Однако кровавые стычки в центре Будапешта, самосуды над работниками органов госбезопасности и растущая активность антикоммунистических кругов в Венгрии убедили Кадара в том, что ситуация вышла из под контроля требовавшей умеренных реформ ПТВ, и единственным выходом будет сотрудничество с Советским Союзом и другими государствами соцлагеря. Поэтому 1 ноября 1956 года Кадар и Ференц Мюнних с помощью советских дипломатов покинули Венгрию, а 2 ноября 1956 Кадар уже вёл переговоры с лидерами стран ОВД в Москве. 4 ноября 1956 года в Ужгороде Кадар встретился с Никитой Сергеевичем Хрущёвым и обсудил с ним вопросы формирования нового венгерского правительства. 7 ноября 1956 года Кадар прибыл в Будапешт вслед за советскими войсками, а на следующий день в 5:05 утра объявил о переходе всей власти в стране к возглавляемому им Революционному рабоче-крестьянскому правительству.

Кадар, заняв посты премьер-министра и лидера Венгерской социалистической рабочей партии, созданной взамен бывшей ВПТ, объявил 15 пунктов своей программы, которые предусматривали сохранение социалистического и демократического характера Венгерского государства, сохранение его суверенитета, прекращение уличных боёв и восстановление порядка, повышение жизненного уровня населения, пересмотр пятилетнего плана в интересах трудящихся, борьбу с бюрократией, развитие венгерских традиций и культуры, а также близкое сотрудничество с остальными социалистическими государствами, сохранение советского контингента в 200 000 военнослужащих и переговоры с ОВД о выводе войск из страны.

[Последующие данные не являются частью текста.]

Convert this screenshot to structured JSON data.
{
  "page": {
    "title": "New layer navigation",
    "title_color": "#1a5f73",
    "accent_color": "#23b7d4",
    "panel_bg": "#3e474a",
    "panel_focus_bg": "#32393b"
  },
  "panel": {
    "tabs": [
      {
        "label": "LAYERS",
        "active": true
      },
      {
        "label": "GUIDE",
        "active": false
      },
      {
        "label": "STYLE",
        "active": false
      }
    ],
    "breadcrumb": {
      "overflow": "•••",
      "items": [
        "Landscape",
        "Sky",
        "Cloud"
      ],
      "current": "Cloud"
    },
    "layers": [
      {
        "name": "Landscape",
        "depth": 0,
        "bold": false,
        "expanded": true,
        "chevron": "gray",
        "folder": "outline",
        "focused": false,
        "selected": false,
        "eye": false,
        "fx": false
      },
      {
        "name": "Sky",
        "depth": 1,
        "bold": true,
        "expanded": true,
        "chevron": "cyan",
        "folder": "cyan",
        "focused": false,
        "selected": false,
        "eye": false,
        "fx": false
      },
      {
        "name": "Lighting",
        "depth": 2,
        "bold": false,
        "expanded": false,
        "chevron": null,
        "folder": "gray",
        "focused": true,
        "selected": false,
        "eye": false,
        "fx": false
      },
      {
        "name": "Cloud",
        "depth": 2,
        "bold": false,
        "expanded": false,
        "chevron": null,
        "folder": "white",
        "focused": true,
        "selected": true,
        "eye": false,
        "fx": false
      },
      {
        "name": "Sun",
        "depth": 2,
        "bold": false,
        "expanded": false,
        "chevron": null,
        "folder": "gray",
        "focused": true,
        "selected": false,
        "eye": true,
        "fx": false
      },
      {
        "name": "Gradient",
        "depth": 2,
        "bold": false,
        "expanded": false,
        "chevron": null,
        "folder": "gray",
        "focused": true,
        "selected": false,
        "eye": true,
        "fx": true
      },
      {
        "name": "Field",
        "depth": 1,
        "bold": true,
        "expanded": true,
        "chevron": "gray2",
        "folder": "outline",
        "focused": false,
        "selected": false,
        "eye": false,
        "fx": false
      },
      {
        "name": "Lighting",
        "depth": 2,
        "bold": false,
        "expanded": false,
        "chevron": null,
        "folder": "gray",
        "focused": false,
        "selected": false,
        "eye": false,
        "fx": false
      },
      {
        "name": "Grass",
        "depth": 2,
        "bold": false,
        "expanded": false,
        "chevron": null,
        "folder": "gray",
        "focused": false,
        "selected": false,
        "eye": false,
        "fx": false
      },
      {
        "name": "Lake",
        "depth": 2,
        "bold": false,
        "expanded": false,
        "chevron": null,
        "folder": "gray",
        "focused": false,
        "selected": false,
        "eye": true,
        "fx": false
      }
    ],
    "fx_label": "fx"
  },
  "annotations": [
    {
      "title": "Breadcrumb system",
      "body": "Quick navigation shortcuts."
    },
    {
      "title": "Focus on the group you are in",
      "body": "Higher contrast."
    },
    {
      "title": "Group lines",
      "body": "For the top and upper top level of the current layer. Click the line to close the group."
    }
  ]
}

Также Кадар заявил, что ракошистский лозунг «Кто не с нами, тот против нас» будет заменён более демократическим — «Кто не против нас, тот с нами», что подразумевало широкую амнистию оставшимся в Венгрии участникам восстания. Имре Надю, скрывшемуся совместно с Дьёрдем Лукачем, Гезой Лошонци и вдовой Л. Райка Юлией в посольстве Югославии, также было обещано, что ему будет предоставлена возможность свободно покинуть страну. Тем не менее, когда бывший премьер 23 ноября 1956 года выехал из югославского посольства, он был обманным путём арестован и через два года казнён. Всё же Кадар ограничился только осуждением руководителей восстания и не позволил органам госбезопасности начать преследования её рядовых участников, объявив последним амнистию.

Эпоха Кадара

Несмотря на жёсткий советский контроль, Янош Кадар сумел за время своего руководства партией и государством осуществить ряд новаторских экономических реформ, способствовавших либерализации экономики и росту уровня жизни населения, который длительное время не уступал этому показателю в развитых западных странах. Кадар инициировал развитие в Венгрии частного сектора в сельском хозяйстве и сфере обслуживания, устранив препятствия для мелкого предпринимательства самозанятых и значительно расширив права занятых в коллективных хозяйствах. Тем не менее, хозяйственная реформа 1968 года, призванная повысить эффективность экономики, но так и не достигнувшая своих целей, была постепенно свёрнута под влиянием подавления Пражской весны в Чехословакии. Заключенный в 1973 г. договор с СССР позволил стране пользоваться дешёвыми советскими энергоносителями. Советский Союз был главным импортером венгерской промышленной и сельскохозяйственной продукции.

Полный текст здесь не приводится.